The creation of Israel far from being aimed at saving Jews was part of a continuous anti-semitic world view that saw Jews as an alien element with no place in Christian Europe.  

The end result was a state that emulated colonialism better than the British could have imagined. Apartheid, racism, collective punishment, ethnic cleansing, displacement, misinformation, demolition and de-humanisation were learned by the Zionists from the British.

The official celebrations commemorating the centenary of the Balfour declaration, which according to the organisers will bring together “Christian and Jews”, is being held in London’s Royal Albert Hall. Presumably there won’t be Christians and Muslims who suffer as the result of that declaration whitewashing the destruction of Palestine with a false facade of civility. That would be impolite. How British!

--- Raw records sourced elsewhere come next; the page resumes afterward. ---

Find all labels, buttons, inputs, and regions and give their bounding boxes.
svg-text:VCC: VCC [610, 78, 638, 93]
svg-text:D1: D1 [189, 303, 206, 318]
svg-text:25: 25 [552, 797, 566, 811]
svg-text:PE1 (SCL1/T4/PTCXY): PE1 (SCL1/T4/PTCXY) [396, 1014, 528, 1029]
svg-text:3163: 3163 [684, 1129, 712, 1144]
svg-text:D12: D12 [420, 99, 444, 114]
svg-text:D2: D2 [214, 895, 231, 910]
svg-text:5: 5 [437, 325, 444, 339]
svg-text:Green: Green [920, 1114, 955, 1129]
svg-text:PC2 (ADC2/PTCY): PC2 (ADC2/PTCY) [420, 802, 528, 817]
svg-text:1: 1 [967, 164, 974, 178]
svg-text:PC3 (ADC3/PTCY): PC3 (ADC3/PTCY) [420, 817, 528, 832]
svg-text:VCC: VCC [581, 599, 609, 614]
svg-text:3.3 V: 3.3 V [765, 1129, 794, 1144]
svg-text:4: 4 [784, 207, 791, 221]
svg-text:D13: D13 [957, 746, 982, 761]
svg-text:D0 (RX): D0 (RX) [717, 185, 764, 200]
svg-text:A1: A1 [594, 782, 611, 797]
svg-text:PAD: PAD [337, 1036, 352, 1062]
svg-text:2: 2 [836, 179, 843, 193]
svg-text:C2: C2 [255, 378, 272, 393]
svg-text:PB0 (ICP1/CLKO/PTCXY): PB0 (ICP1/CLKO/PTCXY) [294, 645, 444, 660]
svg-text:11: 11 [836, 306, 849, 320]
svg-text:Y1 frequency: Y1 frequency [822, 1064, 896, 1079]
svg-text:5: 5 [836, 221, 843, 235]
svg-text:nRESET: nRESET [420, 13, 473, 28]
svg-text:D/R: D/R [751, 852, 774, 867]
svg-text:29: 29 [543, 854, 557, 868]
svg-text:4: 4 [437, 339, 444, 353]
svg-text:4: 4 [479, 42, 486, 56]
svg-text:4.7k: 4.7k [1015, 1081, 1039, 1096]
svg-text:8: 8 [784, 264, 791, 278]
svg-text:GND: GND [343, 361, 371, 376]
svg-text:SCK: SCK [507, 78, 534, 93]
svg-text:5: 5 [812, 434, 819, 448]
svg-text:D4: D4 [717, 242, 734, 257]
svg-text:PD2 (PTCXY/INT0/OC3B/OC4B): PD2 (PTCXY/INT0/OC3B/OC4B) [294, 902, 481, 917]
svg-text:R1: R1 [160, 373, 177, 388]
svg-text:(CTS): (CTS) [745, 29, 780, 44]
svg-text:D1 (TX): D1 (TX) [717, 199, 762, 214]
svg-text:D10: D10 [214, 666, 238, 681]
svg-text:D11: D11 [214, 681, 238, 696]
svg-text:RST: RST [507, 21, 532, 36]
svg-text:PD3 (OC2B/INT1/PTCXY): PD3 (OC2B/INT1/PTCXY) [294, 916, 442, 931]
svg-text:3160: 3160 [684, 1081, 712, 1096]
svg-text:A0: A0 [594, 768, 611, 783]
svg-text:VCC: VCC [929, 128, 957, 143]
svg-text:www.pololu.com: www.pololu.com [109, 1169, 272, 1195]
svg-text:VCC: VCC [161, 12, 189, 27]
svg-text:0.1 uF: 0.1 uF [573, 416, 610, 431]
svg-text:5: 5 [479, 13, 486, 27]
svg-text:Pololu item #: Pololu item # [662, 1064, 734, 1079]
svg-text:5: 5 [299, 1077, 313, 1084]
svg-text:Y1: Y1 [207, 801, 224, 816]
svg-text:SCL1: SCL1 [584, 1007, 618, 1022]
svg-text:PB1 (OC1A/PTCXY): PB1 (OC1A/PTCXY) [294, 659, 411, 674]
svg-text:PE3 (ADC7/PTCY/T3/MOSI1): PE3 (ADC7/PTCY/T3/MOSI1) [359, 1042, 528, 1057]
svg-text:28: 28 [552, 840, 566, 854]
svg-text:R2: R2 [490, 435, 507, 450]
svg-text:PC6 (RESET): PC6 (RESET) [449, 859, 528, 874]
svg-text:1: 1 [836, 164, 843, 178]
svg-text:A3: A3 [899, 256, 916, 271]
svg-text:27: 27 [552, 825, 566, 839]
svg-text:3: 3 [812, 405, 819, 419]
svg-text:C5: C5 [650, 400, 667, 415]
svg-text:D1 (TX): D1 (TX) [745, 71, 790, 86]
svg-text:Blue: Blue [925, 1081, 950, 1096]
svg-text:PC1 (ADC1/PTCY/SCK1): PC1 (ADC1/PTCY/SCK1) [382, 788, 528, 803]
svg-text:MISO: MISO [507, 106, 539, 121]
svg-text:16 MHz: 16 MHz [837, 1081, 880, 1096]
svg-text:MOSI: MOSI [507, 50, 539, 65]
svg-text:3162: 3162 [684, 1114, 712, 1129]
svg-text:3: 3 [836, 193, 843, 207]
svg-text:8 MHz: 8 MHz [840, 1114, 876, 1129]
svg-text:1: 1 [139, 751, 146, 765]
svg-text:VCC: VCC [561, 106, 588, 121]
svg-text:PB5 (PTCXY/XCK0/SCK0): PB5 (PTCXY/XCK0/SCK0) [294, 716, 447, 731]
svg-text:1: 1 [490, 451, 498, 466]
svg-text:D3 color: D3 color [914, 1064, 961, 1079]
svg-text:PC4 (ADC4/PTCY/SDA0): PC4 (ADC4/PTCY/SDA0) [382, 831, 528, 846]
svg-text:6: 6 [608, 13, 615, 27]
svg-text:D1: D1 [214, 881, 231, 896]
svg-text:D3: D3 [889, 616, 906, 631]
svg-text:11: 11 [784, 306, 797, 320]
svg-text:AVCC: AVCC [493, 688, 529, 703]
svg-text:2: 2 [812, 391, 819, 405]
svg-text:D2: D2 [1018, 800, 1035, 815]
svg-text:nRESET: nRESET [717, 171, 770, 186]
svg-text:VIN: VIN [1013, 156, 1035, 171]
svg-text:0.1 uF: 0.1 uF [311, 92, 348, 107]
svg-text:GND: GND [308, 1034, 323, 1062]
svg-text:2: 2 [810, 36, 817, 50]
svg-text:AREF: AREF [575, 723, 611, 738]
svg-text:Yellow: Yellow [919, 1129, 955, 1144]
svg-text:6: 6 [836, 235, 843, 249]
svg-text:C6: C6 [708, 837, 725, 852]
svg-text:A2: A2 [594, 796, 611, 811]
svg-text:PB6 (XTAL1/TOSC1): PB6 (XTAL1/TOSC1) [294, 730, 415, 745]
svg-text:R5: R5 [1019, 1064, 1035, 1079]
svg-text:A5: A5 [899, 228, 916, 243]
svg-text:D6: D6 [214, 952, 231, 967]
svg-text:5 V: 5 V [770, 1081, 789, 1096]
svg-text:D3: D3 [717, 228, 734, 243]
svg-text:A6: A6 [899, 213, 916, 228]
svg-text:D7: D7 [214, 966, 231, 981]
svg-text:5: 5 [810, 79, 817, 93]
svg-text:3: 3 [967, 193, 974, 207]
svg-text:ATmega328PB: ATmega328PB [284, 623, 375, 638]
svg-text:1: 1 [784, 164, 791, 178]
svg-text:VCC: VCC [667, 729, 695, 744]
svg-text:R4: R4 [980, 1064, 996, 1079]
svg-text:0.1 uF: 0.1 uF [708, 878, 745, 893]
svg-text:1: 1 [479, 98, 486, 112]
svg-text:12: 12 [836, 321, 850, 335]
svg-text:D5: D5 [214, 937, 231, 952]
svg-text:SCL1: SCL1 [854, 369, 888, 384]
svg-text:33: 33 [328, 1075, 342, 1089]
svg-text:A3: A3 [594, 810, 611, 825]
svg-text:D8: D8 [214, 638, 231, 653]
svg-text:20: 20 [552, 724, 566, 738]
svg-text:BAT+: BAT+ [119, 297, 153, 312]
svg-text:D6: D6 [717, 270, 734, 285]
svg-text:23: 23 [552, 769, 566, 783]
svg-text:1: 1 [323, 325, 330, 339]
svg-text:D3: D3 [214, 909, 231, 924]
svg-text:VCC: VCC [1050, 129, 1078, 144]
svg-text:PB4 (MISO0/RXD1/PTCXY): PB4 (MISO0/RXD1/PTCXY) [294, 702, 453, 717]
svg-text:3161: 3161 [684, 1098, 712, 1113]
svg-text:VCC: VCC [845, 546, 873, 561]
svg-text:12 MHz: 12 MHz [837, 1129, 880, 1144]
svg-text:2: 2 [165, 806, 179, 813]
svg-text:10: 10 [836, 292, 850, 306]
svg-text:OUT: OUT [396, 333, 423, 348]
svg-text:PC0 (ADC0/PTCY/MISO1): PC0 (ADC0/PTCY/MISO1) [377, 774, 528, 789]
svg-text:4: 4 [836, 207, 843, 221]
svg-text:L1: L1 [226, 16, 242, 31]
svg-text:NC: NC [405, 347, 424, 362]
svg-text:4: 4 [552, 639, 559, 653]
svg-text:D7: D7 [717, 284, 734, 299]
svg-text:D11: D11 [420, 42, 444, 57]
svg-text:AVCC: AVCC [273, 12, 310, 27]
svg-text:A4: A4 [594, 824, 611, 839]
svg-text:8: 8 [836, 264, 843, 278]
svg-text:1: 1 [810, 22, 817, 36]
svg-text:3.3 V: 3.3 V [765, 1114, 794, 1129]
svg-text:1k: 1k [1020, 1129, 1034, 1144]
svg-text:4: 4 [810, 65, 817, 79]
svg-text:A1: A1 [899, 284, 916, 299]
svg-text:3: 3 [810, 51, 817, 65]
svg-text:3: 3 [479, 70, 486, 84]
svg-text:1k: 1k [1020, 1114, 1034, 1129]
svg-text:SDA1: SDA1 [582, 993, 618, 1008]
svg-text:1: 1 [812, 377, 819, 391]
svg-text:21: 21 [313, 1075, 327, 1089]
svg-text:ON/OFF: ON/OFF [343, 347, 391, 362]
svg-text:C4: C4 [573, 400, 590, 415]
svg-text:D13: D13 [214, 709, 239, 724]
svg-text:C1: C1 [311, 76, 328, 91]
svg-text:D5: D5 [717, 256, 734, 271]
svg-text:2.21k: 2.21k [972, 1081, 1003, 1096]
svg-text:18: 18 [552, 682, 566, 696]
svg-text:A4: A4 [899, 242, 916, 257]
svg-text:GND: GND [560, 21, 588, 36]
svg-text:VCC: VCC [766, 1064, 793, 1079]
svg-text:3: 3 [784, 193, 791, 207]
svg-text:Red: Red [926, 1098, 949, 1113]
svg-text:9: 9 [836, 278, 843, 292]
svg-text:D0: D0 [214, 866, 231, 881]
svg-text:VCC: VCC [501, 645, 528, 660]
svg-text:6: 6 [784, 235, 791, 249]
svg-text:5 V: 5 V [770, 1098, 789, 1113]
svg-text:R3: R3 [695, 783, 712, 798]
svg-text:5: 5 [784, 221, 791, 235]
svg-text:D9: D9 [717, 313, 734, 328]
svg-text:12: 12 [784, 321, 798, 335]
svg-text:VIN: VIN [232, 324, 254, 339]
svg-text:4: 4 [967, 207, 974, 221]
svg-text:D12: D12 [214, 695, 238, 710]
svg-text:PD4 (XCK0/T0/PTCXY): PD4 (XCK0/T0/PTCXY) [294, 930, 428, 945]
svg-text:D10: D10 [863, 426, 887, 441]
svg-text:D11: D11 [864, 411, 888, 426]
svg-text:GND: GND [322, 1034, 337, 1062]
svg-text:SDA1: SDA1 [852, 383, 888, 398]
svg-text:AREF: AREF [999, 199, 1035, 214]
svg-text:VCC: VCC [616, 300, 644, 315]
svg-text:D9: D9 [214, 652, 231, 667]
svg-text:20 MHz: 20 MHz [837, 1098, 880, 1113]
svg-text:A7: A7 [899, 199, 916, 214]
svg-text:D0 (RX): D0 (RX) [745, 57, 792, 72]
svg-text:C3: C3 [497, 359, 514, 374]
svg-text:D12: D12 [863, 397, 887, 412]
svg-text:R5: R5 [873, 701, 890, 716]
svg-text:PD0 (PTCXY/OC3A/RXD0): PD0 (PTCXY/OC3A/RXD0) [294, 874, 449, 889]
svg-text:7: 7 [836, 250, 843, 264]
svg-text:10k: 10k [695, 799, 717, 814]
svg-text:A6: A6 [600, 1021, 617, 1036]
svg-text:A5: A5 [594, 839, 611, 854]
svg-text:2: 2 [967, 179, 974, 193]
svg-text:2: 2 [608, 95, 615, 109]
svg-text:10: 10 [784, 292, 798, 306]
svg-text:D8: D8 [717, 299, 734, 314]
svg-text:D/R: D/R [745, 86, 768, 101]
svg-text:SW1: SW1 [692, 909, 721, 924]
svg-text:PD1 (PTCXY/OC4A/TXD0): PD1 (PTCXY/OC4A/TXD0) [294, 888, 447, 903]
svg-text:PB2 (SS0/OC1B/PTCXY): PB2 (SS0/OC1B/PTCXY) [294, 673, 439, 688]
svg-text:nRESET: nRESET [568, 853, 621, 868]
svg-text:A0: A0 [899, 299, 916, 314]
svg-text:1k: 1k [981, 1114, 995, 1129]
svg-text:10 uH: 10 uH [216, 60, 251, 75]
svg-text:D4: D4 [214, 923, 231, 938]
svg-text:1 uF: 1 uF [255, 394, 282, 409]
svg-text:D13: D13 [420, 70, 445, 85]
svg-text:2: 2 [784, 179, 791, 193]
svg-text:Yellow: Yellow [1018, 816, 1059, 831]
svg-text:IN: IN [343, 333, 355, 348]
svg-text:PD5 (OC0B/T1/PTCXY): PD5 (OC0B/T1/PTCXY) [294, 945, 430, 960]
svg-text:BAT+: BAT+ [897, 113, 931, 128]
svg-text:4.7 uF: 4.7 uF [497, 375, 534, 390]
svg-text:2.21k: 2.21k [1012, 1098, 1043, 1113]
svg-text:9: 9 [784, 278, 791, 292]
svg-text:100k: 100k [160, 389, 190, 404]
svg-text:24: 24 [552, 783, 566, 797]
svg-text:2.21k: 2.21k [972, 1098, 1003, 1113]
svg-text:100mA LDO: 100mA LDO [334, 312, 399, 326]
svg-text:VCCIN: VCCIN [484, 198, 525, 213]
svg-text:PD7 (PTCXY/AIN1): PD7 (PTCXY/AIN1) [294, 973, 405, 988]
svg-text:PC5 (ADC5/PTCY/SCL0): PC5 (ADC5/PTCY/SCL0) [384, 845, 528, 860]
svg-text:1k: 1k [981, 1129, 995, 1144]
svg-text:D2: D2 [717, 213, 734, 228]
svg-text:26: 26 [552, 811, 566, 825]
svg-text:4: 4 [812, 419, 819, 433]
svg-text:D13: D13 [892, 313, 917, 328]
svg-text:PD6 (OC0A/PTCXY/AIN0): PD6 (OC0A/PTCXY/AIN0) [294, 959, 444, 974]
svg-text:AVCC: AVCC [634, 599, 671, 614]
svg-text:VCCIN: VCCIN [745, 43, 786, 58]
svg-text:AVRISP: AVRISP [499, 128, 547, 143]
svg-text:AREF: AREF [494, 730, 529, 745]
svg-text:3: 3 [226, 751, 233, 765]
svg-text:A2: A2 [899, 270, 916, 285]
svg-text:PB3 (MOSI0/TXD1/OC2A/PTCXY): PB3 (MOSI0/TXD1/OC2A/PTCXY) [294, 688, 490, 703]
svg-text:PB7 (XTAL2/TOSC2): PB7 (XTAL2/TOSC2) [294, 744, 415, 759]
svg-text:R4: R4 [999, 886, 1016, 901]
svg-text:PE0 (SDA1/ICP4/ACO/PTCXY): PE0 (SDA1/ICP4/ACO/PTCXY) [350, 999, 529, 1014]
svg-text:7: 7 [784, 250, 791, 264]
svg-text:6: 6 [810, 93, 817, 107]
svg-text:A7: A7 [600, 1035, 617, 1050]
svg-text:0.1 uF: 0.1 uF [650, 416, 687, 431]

But there is hope. The Labour party in Britain under the stewardship of Jeremy Corbyn will boycott what is clearly a political charade. A welcome, if not overdue, recognition and reversal of decade old policies that stood in support of the Zionist project and against Palestinian self-determination by a major political party. 

This will be in contrast to the stance taken by the embattled Conservative British Prime Minister Theresa May who will host a special dinner with Israeli Prime Minister Netanyahu, this coming Thursday. 

The late Jewish Labour member of parliament, Gerald Kaufman, had this to say about the pro-Israeli stance of the Conservative party: “It’s Jewish money, Jewish donations to the Conservative Party – as in the general election in May – support from the Jewish Chronicle, all of those things, bias the Conservatives.” 

Lord Balfour was also part of the Conservative Party these historical links and networks continue to impact and shape British attitudes to the Palestinian conflict.  

This is also a moment for Palestinians, Arabs and all believers in equality, to engage in serious and worldwide mobilisation to place pressure on Britain to stop supporting Israeli occupation, and to step up the Boycott, Disinvestment and Sanctions campaign that has Israel so afraid.

All of the forces and personalities in Britain that came to shun the Balfour ceremonies form a nucleus for a broad global movement, to bringing the British government to account for its past. More importantly, to halt its present role as enabler by aiding Israel.

Let us make sure that the moment of joint British imperial arrogance and Israeli glory does not turn into a triumph. And to support the right of Palestinians to self determination.